- Location in Tulare County and the state of California
- McClenney Tract Position in California.
- Coordinates: 35°49′19″N 118°38′52″W﻿ / ﻿35.82194°N 118.64778°W
- Country: United States
- State: California
- County: Tulare

Area
- • Total: 0.616 sq mi (1.595 km^{2})
- • Land: 0.616 sq mi (1.595 km^{2})
- • Water: 0 sq mi (0 km^{2}) 0%
- Elevation: 4,875 ft (1,486 m)

Population (2020)
- • Total: 15
- • Density: 24/sq mi (9.4/km^{2})
- Time zone: UTC-8 (Pacific (PST))
- • Summer (DST): UTC-7 (PDT)
- GNIS feature ID: 2585431

= McClenney Tract, California =

McClenney Tract is a census-designated place (CDP) in Tulare County, California. McClenney Tract sits at an elevation of 4875 ft.

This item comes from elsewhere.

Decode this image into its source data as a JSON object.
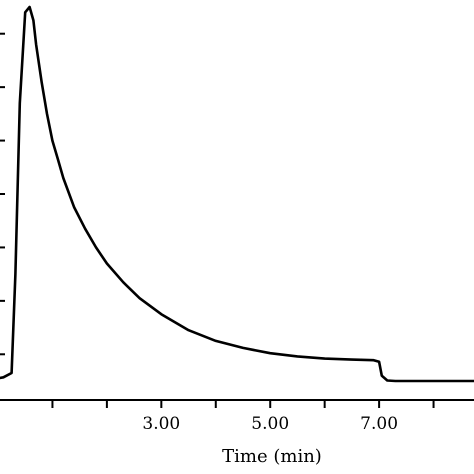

The 2020 United States census reported McClenney Tract's population was 15, up from 10 at the 2010 census.

==Geography==
According to the United States Census Bureau, the CDP covers an area of 0.6 square miles (1.6 km^{2}), all of it land.

==Demographics==

McClenney Tract first appeared as a census designated place in the 2010 U.S. census.

The 2020 United States census reported that McClenney Tract had a population of 15. The population density was 24.4 PD/sqmi.

The racial breakdown was twelve White, one Native American, one from other races, and one from two or more races. Two people were Hispanic or Latino.

There were 39 housing units at an average density of 63.3 /mi2, of which 11 were occupied year round and 24 were used seasonally.

Historical population
| Census | Pop. | Note | %± |
| 2010 | 10 |  | — |
| 2020 | 15 |  | 50.0% |
U.S. Decennial Census 1850–1870 1880-1890 1900 1910 1920 1930 1940 1950 1960 1970 1980 1990 2000 2010

==Education==
It is in the Linns Valley-Poso Flat Union School District and the Porterville Unified School District for grades 9–12.